The Deftones album Chino Moreno still thinks has “stood the test of time”
If you were an American high school kid in the late 1990s, there was a veritable cornucopia of CD options available for some good old miserable teenage rage conductance on your drive home.
You could get politically angry with Rage Against the Machine; sexually angry with Korn or Marilyn Manson; grungily angry with Alice in Chains; or hip-hopilly angry with Eminem or DMX, not to mention all the glorious punk, thrash metal, and screamo bands right there at the ready.
No matter which direction your angst carried you, however, the odds were good that you’d eventually find your way to the one album every pissed-off kid was legally required to own at the time; the one that checked every box and made you feel like your version of wallowing had somehow achieved a higher IQ.
This was The Deftones’ Around the Fur, the 1997 album best known for the monster singles ‘My Own Summer (Shove It)’ and ‘Be Quiet and Drive (Far Away)’. Nearly 30 years on, it remains arguably the most revisitable of those late ‘90s anger records among ageing Millennials.
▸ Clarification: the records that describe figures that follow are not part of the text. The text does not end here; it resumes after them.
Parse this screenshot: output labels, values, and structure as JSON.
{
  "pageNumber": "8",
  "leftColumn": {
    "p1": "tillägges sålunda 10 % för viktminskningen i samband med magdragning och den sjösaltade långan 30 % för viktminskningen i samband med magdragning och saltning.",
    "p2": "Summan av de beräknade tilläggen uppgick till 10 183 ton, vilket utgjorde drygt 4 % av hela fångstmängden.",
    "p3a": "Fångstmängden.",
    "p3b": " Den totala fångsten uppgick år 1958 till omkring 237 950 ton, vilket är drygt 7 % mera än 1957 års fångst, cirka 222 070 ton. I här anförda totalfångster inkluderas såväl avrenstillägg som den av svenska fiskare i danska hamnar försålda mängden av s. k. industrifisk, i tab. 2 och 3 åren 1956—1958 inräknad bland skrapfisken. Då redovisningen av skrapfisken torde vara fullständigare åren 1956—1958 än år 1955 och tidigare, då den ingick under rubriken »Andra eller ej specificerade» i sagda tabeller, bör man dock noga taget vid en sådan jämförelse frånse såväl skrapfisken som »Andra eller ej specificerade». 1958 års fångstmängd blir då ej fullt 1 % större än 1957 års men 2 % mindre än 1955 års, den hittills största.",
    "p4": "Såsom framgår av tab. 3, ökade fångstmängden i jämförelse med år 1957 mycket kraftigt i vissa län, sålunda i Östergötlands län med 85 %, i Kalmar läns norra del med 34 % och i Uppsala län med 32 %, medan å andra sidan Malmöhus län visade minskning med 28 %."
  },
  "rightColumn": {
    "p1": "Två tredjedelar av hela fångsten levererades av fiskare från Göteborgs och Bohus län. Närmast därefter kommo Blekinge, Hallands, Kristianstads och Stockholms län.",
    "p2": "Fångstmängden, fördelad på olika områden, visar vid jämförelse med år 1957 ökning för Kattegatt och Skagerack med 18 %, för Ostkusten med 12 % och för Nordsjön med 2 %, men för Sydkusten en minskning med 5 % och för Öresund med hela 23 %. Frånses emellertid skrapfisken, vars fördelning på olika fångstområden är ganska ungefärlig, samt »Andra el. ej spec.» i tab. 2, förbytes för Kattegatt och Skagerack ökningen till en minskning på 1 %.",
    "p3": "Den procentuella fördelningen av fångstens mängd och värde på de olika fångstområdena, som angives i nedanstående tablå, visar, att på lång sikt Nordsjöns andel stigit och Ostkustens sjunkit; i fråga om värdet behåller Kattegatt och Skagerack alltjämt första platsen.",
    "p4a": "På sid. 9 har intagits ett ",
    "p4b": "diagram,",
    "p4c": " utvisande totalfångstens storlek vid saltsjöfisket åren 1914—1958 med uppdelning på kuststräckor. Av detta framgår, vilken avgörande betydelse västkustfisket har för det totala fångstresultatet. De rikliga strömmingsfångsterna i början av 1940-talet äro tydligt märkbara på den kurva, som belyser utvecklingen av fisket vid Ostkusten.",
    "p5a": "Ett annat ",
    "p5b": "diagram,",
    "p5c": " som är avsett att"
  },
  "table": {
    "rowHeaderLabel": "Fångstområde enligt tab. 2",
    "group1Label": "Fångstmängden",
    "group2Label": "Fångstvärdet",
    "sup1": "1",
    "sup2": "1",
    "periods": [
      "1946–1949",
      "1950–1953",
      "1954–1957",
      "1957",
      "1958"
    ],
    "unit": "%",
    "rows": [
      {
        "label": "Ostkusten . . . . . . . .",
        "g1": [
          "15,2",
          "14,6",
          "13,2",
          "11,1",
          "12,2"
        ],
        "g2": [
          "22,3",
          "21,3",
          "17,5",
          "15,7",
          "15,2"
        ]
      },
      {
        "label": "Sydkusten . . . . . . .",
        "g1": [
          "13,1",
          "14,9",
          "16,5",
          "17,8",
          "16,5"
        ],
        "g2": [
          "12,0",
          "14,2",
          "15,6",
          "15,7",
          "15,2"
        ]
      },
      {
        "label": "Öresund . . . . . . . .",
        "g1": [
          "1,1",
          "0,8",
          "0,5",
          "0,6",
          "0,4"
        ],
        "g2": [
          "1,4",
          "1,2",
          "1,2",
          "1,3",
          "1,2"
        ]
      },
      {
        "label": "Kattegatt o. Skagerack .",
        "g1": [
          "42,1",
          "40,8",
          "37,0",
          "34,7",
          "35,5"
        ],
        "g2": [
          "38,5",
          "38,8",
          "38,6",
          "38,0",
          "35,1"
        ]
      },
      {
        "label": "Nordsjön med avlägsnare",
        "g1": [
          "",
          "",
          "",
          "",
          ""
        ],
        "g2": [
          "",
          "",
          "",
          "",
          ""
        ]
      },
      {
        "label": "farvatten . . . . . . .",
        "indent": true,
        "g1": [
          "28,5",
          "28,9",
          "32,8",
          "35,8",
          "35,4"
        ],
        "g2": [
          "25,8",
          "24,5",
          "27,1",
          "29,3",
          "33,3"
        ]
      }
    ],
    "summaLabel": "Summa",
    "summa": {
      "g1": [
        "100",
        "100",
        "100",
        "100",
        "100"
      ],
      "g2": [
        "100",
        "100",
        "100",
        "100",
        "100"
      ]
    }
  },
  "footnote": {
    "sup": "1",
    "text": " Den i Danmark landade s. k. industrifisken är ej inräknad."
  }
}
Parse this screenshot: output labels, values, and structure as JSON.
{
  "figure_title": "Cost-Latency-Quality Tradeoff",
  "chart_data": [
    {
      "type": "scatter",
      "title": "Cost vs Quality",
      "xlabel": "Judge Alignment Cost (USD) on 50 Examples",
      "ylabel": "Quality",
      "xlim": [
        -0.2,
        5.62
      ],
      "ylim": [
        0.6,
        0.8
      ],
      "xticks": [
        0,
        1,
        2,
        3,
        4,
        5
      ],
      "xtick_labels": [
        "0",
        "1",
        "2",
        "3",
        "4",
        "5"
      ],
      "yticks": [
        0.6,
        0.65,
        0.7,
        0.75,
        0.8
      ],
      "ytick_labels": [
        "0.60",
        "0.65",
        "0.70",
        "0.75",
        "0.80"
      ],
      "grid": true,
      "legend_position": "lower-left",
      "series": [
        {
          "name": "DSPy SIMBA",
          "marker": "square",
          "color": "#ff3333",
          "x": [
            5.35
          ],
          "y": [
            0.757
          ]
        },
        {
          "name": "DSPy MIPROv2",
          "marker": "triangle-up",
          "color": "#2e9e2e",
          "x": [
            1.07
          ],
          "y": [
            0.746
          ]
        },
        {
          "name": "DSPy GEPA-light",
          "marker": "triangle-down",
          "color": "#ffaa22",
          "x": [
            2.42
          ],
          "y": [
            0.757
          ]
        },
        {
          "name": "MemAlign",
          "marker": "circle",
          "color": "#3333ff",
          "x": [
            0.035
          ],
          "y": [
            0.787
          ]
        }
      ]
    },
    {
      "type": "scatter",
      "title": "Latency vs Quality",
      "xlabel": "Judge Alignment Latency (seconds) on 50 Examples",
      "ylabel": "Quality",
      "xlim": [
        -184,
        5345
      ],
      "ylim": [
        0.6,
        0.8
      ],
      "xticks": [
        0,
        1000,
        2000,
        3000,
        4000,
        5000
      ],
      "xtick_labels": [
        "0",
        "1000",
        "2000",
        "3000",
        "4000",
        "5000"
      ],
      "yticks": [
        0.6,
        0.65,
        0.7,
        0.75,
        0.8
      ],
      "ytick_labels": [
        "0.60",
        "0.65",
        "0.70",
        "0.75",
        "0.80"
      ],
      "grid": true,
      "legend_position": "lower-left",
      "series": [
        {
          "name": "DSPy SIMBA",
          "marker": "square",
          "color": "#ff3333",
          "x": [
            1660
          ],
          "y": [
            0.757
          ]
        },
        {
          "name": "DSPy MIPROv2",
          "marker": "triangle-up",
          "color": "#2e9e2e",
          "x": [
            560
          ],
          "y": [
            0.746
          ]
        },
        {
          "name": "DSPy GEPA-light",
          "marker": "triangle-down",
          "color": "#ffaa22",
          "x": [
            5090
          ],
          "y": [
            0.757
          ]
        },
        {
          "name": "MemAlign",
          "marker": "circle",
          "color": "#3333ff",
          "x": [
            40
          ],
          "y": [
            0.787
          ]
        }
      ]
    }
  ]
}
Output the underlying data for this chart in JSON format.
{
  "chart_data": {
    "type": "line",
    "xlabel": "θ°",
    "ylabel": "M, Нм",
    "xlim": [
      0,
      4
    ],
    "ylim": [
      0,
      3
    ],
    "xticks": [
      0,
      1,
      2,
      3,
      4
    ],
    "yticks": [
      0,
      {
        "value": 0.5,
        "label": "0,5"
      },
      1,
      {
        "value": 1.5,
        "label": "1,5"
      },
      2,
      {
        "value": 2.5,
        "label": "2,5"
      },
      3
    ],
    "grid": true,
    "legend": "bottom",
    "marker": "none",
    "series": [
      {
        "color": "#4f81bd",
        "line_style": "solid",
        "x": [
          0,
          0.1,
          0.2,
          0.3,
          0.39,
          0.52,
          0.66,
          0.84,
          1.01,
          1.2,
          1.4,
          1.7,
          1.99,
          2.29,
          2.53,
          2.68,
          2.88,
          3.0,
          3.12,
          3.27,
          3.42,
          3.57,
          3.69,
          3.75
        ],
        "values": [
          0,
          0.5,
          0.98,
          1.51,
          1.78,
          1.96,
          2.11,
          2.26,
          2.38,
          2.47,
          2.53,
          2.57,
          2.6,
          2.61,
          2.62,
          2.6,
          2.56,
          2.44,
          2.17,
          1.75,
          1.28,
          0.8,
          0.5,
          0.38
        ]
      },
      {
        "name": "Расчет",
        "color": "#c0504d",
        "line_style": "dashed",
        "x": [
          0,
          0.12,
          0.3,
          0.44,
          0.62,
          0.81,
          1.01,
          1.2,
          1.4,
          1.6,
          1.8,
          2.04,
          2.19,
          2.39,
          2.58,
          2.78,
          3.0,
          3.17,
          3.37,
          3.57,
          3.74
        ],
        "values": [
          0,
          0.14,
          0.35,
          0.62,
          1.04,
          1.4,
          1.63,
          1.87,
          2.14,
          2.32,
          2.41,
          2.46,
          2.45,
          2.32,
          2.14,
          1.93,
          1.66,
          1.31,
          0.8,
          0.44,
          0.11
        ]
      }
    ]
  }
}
The ageing Gen X singer of the Deftones, Chino Moreno, has never lost his love for it either.
“To this day, it’s one of my favourites, maybe the favourite,” Moreno told Revolver earlier this year. “There’s this unbridled energy we managed to capture right then and there. That record has really stood the test of time, and I love it for that.”
Part of the reason Around the Fur seems to have aged so well is that it never quite broke into the mainstream in the same way a lot of the Deftones’ hard rock and nu metal peers did in ’97, or even the way their own follow-up record, 2000’s White Pony, ultimately would. This album, which was the follow-up to the band’s 1995 debut Adrenaline, wasn’t certified Gold in the US until two years after its release, and didn’t go Platinum until 2011; a real testament to how its reputation has grown largely through word-of-mouth and hand-me-downs from older siblings to younger, and eventually parents to their kids.

Sure, a high schooler who already liked Korn in 1997 could easily find plenty to like about the Deftones. But the latter band, Sacramento stoners though they may have been, were also pulling influences out of quite a few more hats, with some sonic shoegaze layering that kinda sounded like My Bloody Valentine dressed up in metal with a dash of Faith No More and a top-tier screamer of a frontman, dressed in a black T-shirt rather than a Halloween costume.
“We’ve had people think we play, like, rockabilly,” Moreno told the Decatur Herald and Review when Around the Fur came out, “and some people think we’re a ska band. But so many people have heard about us now that we don’t surprise them anymore. Everyone knows we shove it down their throats.”
Moreno was 23 years old when he recorded Around the Fur, and Deftones have released eight more albums since, most recently this year’s Private Music. A lot of artists, when out promoting a new record, aren’t inclined to get nostalgic and acknowledge an earlier work as anything superior to what came after, but Chino is somewhat refreshing in this regard, as he has always singled out Around the Fur, both as a record and an experience, with uniquely glowing terms.
“It sounds very immediate,” Moreno told the Morning Call newspaper in Pennsylvania around the time of the record’s 15th anniversary. “We recorded that record in a pretty short frame of time. It took like four months from when we started writing it until it was done being mixed. And everybody was just in a super creative space…”
Concluding, “There was no second-guessing. I think there was a lot of confidence coming off of the Adrenaline record, so I figured I could outdo that record by miles. [Around the Fur] has always been my favourite Deftones record to this day.”